Plantigrade stance is usually seen either due to trauma to the calcaneal tendon/pelvis or iatrogenic damage directly to the sciatic nerve during surgery. Those cases have a poor prognosis without intervention to repair the cause. In the case described herein, physical therapy (PT) modalities and custom orthotics were used to minimize further complications during a dog's recovery and to potentially benefit nerve regeneration. There was an overall improvement of this dog's long-term prognosis following her initial neurologic exam that was possibly due to the applied PT modalities, such as neuromuscular electrical stimulation (NMES), low-level laser therapy (LLLT), ultrasound (US), and custom orthotics.

Case Report

A 3.5 yr old female spayed Staffordshire terrier weighing 25.5 kg was presented to the William R. Pritchard Veterinary Medical Teaching Hospital at the University of California, Davis with a 7 wk history of progressive weakness and bilateral plantigrade stance of the pelvic limbs immediately following a routine ovariohysterectomy. The dog had no previous history of trauma or other orthopedic or neurologic conditions as a cause for the plantigrade stance, weakness, and ataxia.

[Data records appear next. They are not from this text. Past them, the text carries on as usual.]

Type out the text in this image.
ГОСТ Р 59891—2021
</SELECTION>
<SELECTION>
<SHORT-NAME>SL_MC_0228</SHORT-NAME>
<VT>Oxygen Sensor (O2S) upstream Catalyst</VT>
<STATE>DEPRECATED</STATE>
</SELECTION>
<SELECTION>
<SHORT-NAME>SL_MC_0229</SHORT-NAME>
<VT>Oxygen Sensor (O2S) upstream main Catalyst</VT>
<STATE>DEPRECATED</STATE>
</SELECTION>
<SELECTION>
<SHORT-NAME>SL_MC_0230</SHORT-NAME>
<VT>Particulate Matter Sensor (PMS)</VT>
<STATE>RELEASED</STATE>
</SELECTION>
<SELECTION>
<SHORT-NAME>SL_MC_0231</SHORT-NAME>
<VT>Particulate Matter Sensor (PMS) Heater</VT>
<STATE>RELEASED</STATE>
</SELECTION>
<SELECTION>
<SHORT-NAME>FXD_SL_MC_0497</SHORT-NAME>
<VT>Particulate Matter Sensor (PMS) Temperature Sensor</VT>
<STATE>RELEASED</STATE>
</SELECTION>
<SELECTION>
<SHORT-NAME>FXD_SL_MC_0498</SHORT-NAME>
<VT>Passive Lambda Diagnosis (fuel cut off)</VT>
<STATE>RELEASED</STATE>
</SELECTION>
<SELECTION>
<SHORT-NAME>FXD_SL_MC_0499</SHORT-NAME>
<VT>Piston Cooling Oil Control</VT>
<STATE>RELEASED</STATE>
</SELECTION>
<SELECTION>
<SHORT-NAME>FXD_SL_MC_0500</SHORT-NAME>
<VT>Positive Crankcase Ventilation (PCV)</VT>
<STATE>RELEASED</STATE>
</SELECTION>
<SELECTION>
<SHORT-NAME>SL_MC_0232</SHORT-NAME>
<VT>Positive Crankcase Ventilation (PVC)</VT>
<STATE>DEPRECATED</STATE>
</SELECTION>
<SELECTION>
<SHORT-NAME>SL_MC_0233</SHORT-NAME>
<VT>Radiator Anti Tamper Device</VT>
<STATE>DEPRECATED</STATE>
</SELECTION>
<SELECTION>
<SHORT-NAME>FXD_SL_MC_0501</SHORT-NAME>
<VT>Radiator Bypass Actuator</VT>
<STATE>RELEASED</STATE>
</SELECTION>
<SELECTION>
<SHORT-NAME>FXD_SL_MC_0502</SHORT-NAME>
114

Her initial physical examination revealed bilateral severe muscle atrophy of the muscles of the caudal thigh and distal to the stifle, bilateral severe plantigrade stance, ulcerations on the dorsa of the rear paws, and enlarged popliteal lymph nodes (Figure 1). The patient had been prescribed cephalexin (20 mg/kg q 12 hr) and prednisone (1 mg/kg q 12 hr) on three separate occasions during the 7 wk prior to presentation with no improvement of clinical signs.

FIGURE 1. Photograph showing the plantigrade stance and wounds on the pes.FIGURE 1. Photograph showing the plantigrade stance and wounds on the pes.FIGURE 1. Photograph showing the plantigrade stance and wounds on the pes.
FIGURE 1 Photograph showing the plantigrade stance and wounds on the pes.

Citation: Journal of the American Animal Hospital Association 51, 1; 10.5326/JAAHA-MS-5978

An orthopedic examination revealed intact calcaneal tendons bilaterally. A neurologic examination revealed a decreased gastrocnemius reflex, absent flexor reflex, absent postural reactions, and absent nociception in both distal pelvic limbs. The damage was localized to the distal sciatic nerve bilaterally. Due to the history of recent ovariohysterectomy, it was assumed that the legs were tied down to the operative table and a compressive neuropathy and the stretch/traction of the nerves was considered as the cause of the presentation. Further diagnostics and imaging were declined by the owner due to financial constraints.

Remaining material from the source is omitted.